As a mother, Lenka Harris was troubled by what seemed like nightly news reports about college-age girls being assaulted. When she learned that a friend of her daughter’s had become the victim of an assault (she was not seriously hurt), Harris knew she needed to do something.
Harris, a clerk at the Plains, MT, Post Office, came up with the idea of making self-defense training available for local high school seniors.
Hearing Harris’ idea, one of her friends put her in touch with Noah Hathorne, a Plains police officer.
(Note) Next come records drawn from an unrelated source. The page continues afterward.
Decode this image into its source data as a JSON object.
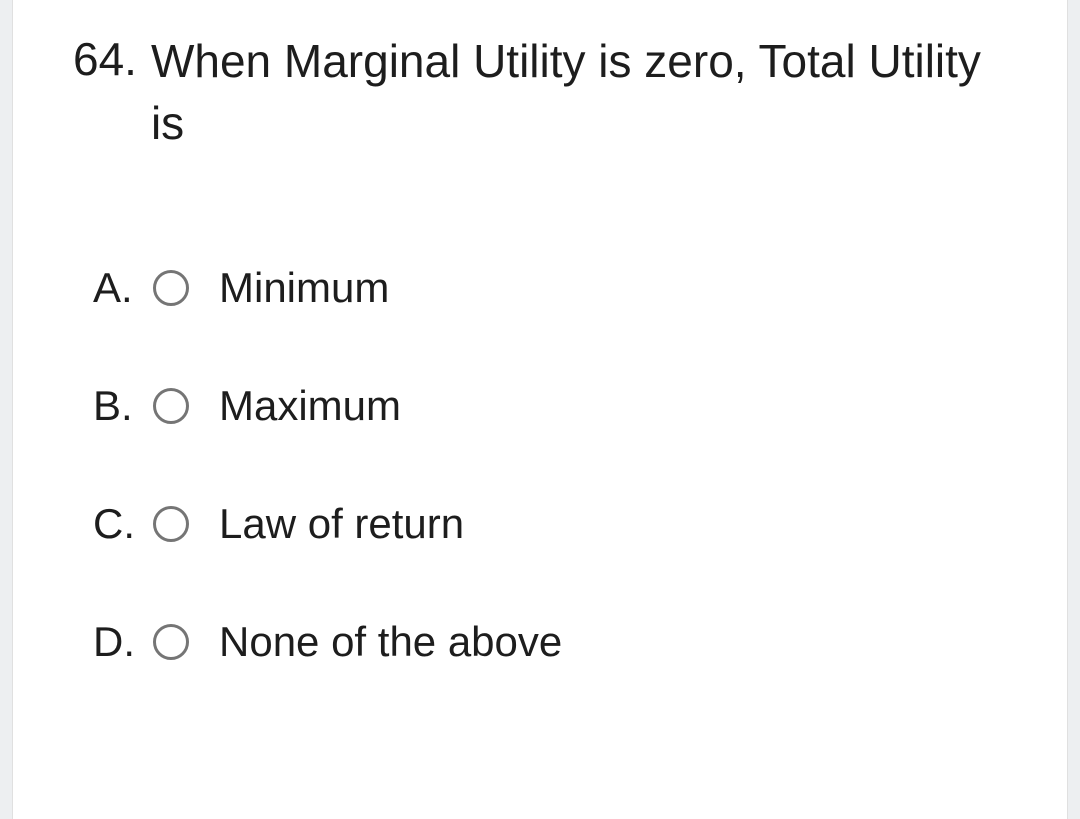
{
  "question": {
    "number": "64.",
    "text": "When Marginal Utility is zero, Total Utility is"
  },
  "options": [
    {
      "letter": "A.",
      "label": "Minimum",
      "selected": false
    },
    {
      "letter": "B.",
      "label": "Maximum",
      "selected": false
    },
    {
      "letter": "C.",
      "label": "Law of return",
      "selected": false
    },
    {
      "letter": "D.",
      "label": "None of the above",
      "selected": false
    }
  ],
  "colors": {
    "background": "#edeff1",
    "card": "#ffffff",
    "text": "#1d1d1d",
    "radio_border": "#757575"
  },
  "typography": {
    "question_fontsize": 46,
    "option_fontsize": 42,
    "font_family": "Arial"
  }
}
Hathorne, who was a close combat instructor during a stint in the Marine Corps, volunteered to teach the class.
The local high school supported the idea and provided the venue and the scheduling.
During the class, Hathorne emphasized fundamental defensive skills, telling participants that there are no rules when being attacked; personal safety is the only thing that matters.
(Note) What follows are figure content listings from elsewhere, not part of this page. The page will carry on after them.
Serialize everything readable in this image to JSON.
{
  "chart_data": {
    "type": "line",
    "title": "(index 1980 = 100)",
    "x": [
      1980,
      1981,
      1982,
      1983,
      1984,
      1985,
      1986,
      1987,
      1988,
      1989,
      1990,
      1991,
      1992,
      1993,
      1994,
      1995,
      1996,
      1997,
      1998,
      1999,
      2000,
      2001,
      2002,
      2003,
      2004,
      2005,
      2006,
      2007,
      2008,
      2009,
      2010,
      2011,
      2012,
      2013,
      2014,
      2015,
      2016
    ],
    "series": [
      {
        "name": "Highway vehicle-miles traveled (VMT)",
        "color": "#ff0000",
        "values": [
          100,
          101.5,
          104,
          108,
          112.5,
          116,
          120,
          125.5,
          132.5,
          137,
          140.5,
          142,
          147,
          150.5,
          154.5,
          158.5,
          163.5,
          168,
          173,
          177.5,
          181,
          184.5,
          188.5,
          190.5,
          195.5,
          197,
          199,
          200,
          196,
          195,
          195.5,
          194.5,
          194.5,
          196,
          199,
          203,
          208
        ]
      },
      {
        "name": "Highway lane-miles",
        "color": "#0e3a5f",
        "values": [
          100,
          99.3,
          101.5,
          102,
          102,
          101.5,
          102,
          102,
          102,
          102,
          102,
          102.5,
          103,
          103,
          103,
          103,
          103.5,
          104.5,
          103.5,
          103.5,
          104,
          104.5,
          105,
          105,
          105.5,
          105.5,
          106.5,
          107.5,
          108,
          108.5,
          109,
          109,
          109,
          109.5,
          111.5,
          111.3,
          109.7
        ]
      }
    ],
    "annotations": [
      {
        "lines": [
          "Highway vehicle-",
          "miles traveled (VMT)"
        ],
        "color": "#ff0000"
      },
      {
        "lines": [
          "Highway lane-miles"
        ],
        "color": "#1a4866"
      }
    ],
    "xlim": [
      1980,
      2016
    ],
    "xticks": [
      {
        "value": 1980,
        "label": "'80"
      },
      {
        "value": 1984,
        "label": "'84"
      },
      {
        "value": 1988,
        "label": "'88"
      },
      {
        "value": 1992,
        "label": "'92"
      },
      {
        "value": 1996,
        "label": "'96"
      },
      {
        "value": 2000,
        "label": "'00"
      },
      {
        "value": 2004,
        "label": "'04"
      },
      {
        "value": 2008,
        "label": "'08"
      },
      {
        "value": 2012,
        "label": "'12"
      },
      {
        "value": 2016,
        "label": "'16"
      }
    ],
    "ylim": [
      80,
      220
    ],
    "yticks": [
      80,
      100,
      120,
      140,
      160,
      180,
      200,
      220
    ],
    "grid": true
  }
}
Harris said that she received a lot of positive feedback following the class, including a thank you letter sent to local newspapers. She plans to continue with next year’s seniors and hopes, with more lead time, to increase participation. Hathorne has already said he’ll sign on and the eventual hope is that the class can be expanded to include boys and possibly be rolled out to other communities.
“I just want our girls – and boys – to walk confidently, knowing that they possess the strength and knowledge to take care of themselves.” Harris said.